29. November 2025, 05:32 Uhr
Schlagwörter: Wirtschaft, Finanzen, Unternehmen, Unternehmensregister
Artikeltext Der Krone-Konzern, ein führender Hersteller von Nutzfahrzeugen und Landmaschinen, hat seit 2023 am Standort Spelle über 450 Leiharbeitsverhältnisse abgebaut. Das in Niedersachsen ansässige Unternehmen beschäftigt weltweit mehr als 10.000 Mitarbeiter, prüft nun aber aufgrund der wirtschaftlichen Belastungen den Einsatz von Zeitarbeitern, Studenten und Auszubildenden neu.
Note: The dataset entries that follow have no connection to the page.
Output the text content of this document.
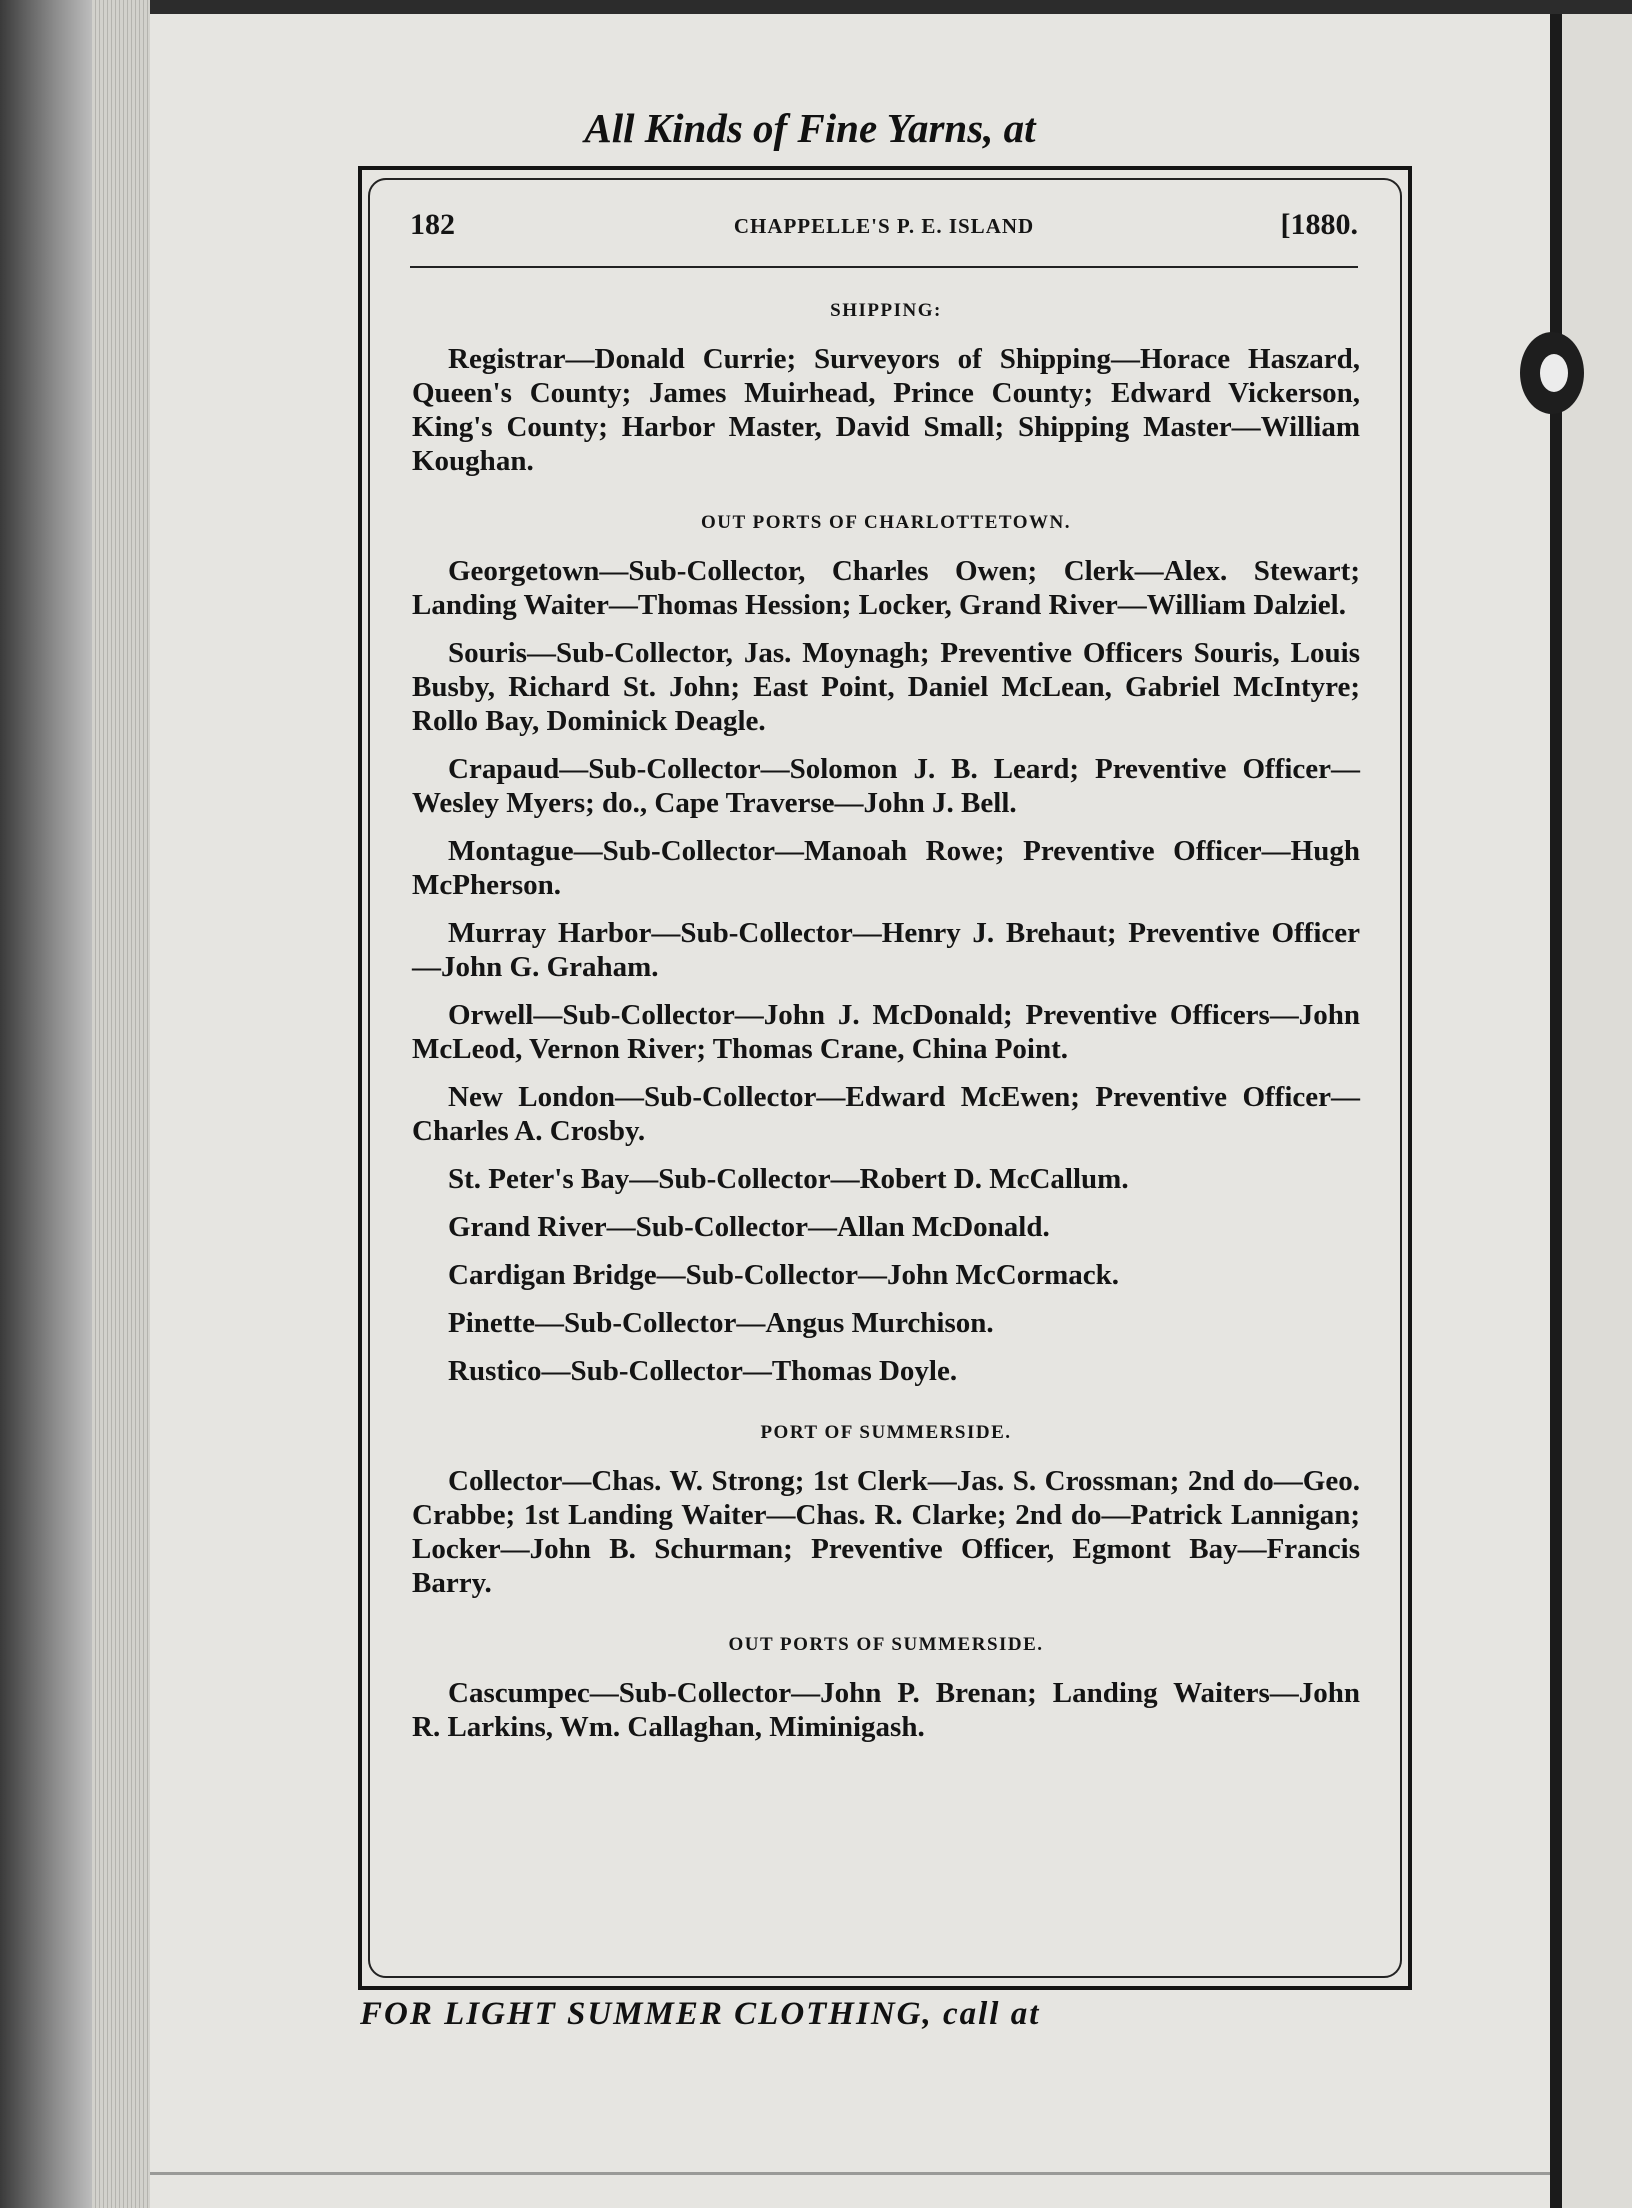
All Kinds of Fine Yarns, at
182	CHAPPELLE'S P. E. ISLAND	[1880.
SHIPPING:

Registrar—Donald Currie; Surveyors of Shipping—Horace Haszard, Queen's County; James Muirhead, Prince County; Edward Vickerson, King's County; Harbor Master, David Small; Shipping Master—William Koughan.

OUT PORTS OF CHARLOTTETOWN.

Georgetown—Sub-Collector, Charles Owen; Clerk—Alex. Stewart; Landing Waiter—Thomas Hession; Locker, Grand River—William Dalziel.

Souris—Sub-Collector, Jas. Moynagh; Preventive Officers Souris, Louis Busby, Richard St. John; East Point, Daniel McLean, Gabriel McIntyre; Rollo Bay, Dominick Deagle.

Crapaud—Sub-Collector—Solomon J. B. Leard; Preventive Officer—Wesley Myers; do., Cape Traverse—John J. Bell.

Montague—Sub-Collector—Manoah Rowe; Preventive Officer—Hugh McPherson.

Murray Harbor—Sub-Collector—Henry J. Brehaut; Preventive Officer—John G. Graham.

Orwell—Sub-Collector—John J. McDonald; Preventive Officers—John McLeod, Vernon River; Thomas Crane, China Point.

New London—Sub-Collector—Edward McEwen; Preventive Officer—Charles A. Crosby.

St. Peter's Bay—Sub-Collector—Robert D. McCallum.

Grand River—Sub-Collector—Allan McDonald.

Cardigan Bridge—Sub-Collector—John McCormack.

Pinette—Sub-Collector—Angus Murchison.

Rustico—Sub-Collector—Thomas Doyle.

PORT OF SUMMERSIDE.

Collector—Chas. W. Strong; 1st Clerk—Jas. S. Crossman; 2nd do—Geo. Crabbe; 1st Landing Waiter—Chas. R. Clarke; 2nd do—Patrick Lannigan; Locker—John B. Schurman; Preventive Officer, Egmont Bay—Francis Barry.

OUT PORTS OF SUMMERSIDE.

Cascumpec—Sub-Collector—John P. Brenan; Landing Waiters—John R. Larkins, Wm. Callaghan, Miminigash.

FOR LIGHT SUMMER CLOTHING, call at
Für das Geschäftsjahr 2023/2024 verzeichnete das Unternehmen einen Umsatz von über 3 Milliarden Euro. Dennoch verwies Konzernchef Bernard Krone auf zahlreiche Herausforderungen, die den Geschäftsbetrieb belasten: dazu zählen der wachsende Wettbewerb aus China, der anhaltende Krieg in der Ukraine, US-Zölle sowie verschärfte EU-Vorgaben.
Die Krone-Gruppe steht weiterhin unter finanziellem Druck durch die globale Marktlage. Nach dem Abbau von über 450 Leiharbeitskräften bereitet sich das Unternehmen auf mögliche weitere Einschnitte vor. Die Führungsstruktur bleibt unverändert – Bernard Krone lenkt weiterhin die strategische Ausrichtung des Konzerns.